In the Salle Richelieu


It was my second visit to the Comedie Francaise but my first evening performance. The play was Cyrano de Bergerac and I'd prepared myself by re-reading it in French. I didn't expect to follow every word at performance speed but reckoned I could get by with a decent knowledge of the text.

Before the play, we ate at a small bar-restaurant named after Ragueneau, the pastry-chef in the play. The internet site through which I found it claimed that the restaurant was on the site of the original patisserie but there was no attempt at "authentic" decor or recipes. However, there were quotations from the play in the menu and house wines from Bergerac.

The performance began at 8.30 - late by British standards. I wondered if everybody would be dressed up but, so far as I could tell, no-one in the audience had dressed to be seen or to show off their wealth. Parisiens take more care with their clothes but there was no great difference between theatre clothes and clothes for the office or metro. Nor was it evident - as it often is in British theatres - who would be sitting in which part of the theatre. The audience was a group of people united in their interest in the performance and that was all.
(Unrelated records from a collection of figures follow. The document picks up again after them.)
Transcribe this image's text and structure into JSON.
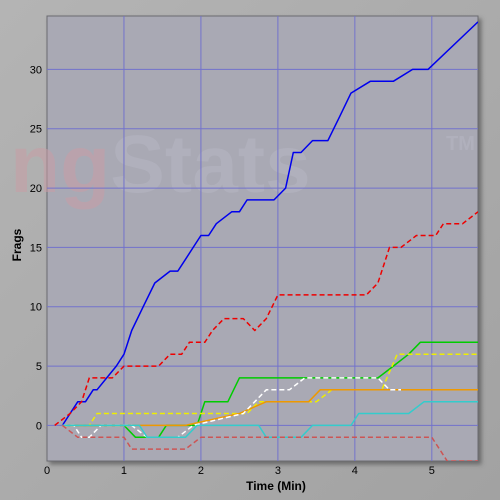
{
  "chart_data": {
    "type": "line",
    "title": "",
    "xlabel": "Time (Min)",
    "ylabel": "Frags",
    "xlim": [
      0,
      5.6
    ],
    "ylim": [
      -3,
      34.5
    ],
    "xticks": [
      0,
      1,
      2,
      3,
      4,
      5
    ],
    "yticks": [
      0,
      5,
      10,
      15,
      20,
      25,
      30
    ],
    "grid": true,
    "legend": "none",
    "plot_background": "#a9a9b4",
    "grid_color": "#7272cc",
    "watermark": {
      "part1": "ng",
      "part2": "Stats",
      "tm": "TM",
      "color1": "#c89ea6",
      "color2": "#b6b6c4"
    },
    "series": [
      {
        "color": "#0000ee",
        "style": "solid",
        "points": [
          [
            0.2,
            0
          ],
          [
            0.3,
            1
          ],
          [
            0.4,
            2
          ],
          [
            0.5,
            2
          ],
          [
            0.6,
            3
          ],
          [
            0.65,
            3
          ],
          [
            0.9,
            5
          ],
          [
            1.0,
            6
          ],
          [
            1.1,
            8
          ],
          [
            1.25,
            10
          ],
          [
            1.4,
            12
          ],
          [
            1.6,
            13
          ],
          [
            1.7,
            13
          ],
          [
            1.8,
            14
          ],
          [
            1.9,
            15
          ],
          [
            2.0,
            16
          ],
          [
            2.1,
            16
          ],
          [
            2.2,
            17
          ],
          [
            2.4,
            18
          ],
          [
            2.5,
            18
          ],
          [
            2.6,
            19
          ],
          [
            2.8,
            19
          ],
          [
            2.95,
            19
          ],
          [
            3.1,
            20
          ],
          [
            3.2,
            23
          ],
          [
            3.3,
            23
          ],
          [
            3.45,
            24
          ],
          [
            3.65,
            24
          ],
          [
            3.8,
            26
          ],
          [
            3.95,
            28
          ],
          [
            4.2,
            29
          ],
          [
            4.5,
            29
          ],
          [
            4.75,
            30
          ],
          [
            4.95,
            30
          ],
          [
            5.6,
            34
          ]
        ]
      },
      {
        "color": "#ee0000",
        "style": "dashed",
        "points": [
          [
            0.1,
            0
          ],
          [
            0.3,
            1
          ],
          [
            0.45,
            2
          ],
          [
            0.55,
            4
          ],
          [
            0.85,
            4
          ],
          [
            1.0,
            5
          ],
          [
            1.45,
            5
          ],
          [
            1.6,
            6
          ],
          [
            1.75,
            6
          ],
          [
            1.85,
            7
          ],
          [
            2.05,
            7
          ],
          [
            2.15,
            8
          ],
          [
            2.3,
            9
          ],
          [
            2.55,
            9
          ],
          [
            2.7,
            8
          ],
          [
            2.85,
            9
          ],
          [
            3.0,
            11
          ],
          [
            4.15,
            11
          ],
          [
            4.3,
            12
          ],
          [
            4.45,
            15
          ],
          [
            4.6,
            15
          ],
          [
            4.8,
            16
          ],
          [
            5.05,
            16
          ],
          [
            5.15,
            17
          ],
          [
            5.4,
            17
          ],
          [
            5.6,
            18
          ]
        ]
      },
      {
        "color": "#00cc00",
        "style": "solid",
        "points": [
          [
            0.2,
            0
          ],
          [
            1.0,
            0
          ],
          [
            1.15,
            -1
          ],
          [
            1.45,
            -1
          ],
          [
            1.55,
            0
          ],
          [
            1.95,
            0
          ],
          [
            2.05,
            2
          ],
          [
            2.35,
            2
          ],
          [
            2.5,
            4
          ],
          [
            3.3,
            4
          ],
          [
            4.3,
            4
          ],
          [
            4.5,
            5
          ],
          [
            4.7,
            6
          ],
          [
            4.85,
            7
          ],
          [
            5.6,
            7
          ]
        ]
      },
      {
        "color": "#eeee00",
        "style": "dashed",
        "points": [
          [
            0.2,
            0
          ],
          [
            0.55,
            0
          ],
          [
            0.65,
            1
          ],
          [
            2.1,
            1
          ],
          [
            2.3,
            1
          ],
          [
            2.6,
            1
          ],
          [
            2.75,
            2
          ],
          [
            3.2,
            2
          ],
          [
            3.5,
            2
          ],
          [
            3.7,
            3
          ],
          [
            4.35,
            3
          ],
          [
            4.55,
            6
          ],
          [
            5.6,
            6
          ]
        ]
      },
      {
        "color": "#ee9900",
        "style": "solid",
        "points": [
          [
            0.2,
            0
          ],
          [
            1.8,
            0
          ],
          [
            2.5,
            1
          ],
          [
            2.85,
            2
          ],
          [
            3.4,
            2
          ],
          [
            3.55,
            3
          ],
          [
            4.35,
            3
          ],
          [
            5.6,
            3
          ]
        ]
      },
      {
        "color": "#ffffff",
        "style": "dashed",
        "points": [
          [
            0.2,
            0
          ],
          [
            0.35,
            0
          ],
          [
            0.45,
            -1
          ],
          [
            0.55,
            -1
          ],
          [
            0.7,
            0
          ],
          [
            1.1,
            0
          ],
          [
            1.3,
            -1
          ],
          [
            1.7,
            -1
          ],
          [
            1.9,
            0
          ],
          [
            2.55,
            1
          ],
          [
            2.7,
            2
          ],
          [
            2.85,
            3
          ],
          [
            3.15,
            3
          ],
          [
            3.35,
            4
          ],
          [
            4.3,
            4
          ],
          [
            4.45,
            3
          ],
          [
            4.6,
            3
          ]
        ]
      },
      {
        "color": "#33cccc",
        "style": "solid",
        "points": [
          [
            0.2,
            0
          ],
          [
            1.2,
            0
          ],
          [
            1.3,
            -1
          ],
          [
            1.8,
            -1
          ],
          [
            1.95,
            0
          ],
          [
            2.75,
            0
          ],
          [
            2.85,
            -1
          ],
          [
            3.3,
            -1
          ],
          [
            3.45,
            0
          ],
          [
            3.95,
            0
          ],
          [
            4.05,
            1
          ],
          [
            4.7,
            1
          ],
          [
            4.9,
            2
          ],
          [
            5.6,
            2
          ]
        ]
      },
      {
        "color": "#cc5555",
        "style": "dashed",
        "points": [
          [
            0.2,
            0
          ],
          [
            0.4,
            -1
          ],
          [
            1.0,
            -1
          ],
          [
            1.1,
            -2
          ],
          [
            1.8,
            -2
          ],
          [
            2.0,
            -1
          ],
          [
            5.0,
            -1
          ],
          [
            5.2,
            -3
          ],
          [
            5.6,
            -3
          ]
        ]
      }
    ]
  }
}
It was much more relaxed than attending the theatre in Britain.

The setting, however, was extravagant and luxurious - all white, red and gold with chandeliers. The bar was the grandest place of all but, in the interval, it was full of people drinking soft drinks from cans and water from bottles - the few wine-drinkers were in a small minority.
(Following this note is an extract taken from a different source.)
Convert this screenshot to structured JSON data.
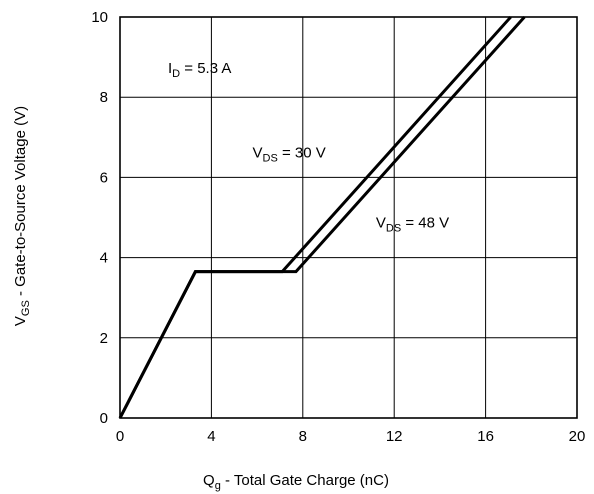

I'd splashed out on mid-price (26 euro) tickets, which bought seats in the centre of the front row of the first balcony. It gave an excellent view of the stage and was more comfortable than a seat at the side - and this mattered since the performance lasted nearly three and a half hours. I wanted to soak up every bit.

I've written a little about the production elsewhere and it's hard to sum up my feelings, especially since the play came from a theatrical tradition with which I'm not entirely familiar. But Michel Vuillermoz was a magnificent Cyrano. He was less romantic than others I have seen and more comic - but in the end seemed the most credible too.

Strangely, part-way through the performance, I noticed how white the cast was. (That hadn't, I think, been the case when I saw the Fables of Fontaine.) I don't know whether this was usual in France (though Peter Brook's productions suggest otherwise) or whether the cast just happened to be all white in this production. But it seemed strange in the light of my theatre-going in England - and not, I think, true to either period to which the production referred. The play even has a brief, one-line appearance by d'Artagnan, whose 19th century creator was not white.

There was a long succession of curtain calls and it was nearly midnight before we left the theatre. It was cool as we descended into the metro - still quite crowded. Even well after midnight the buses were running on time in the suburbs beyond the periphique.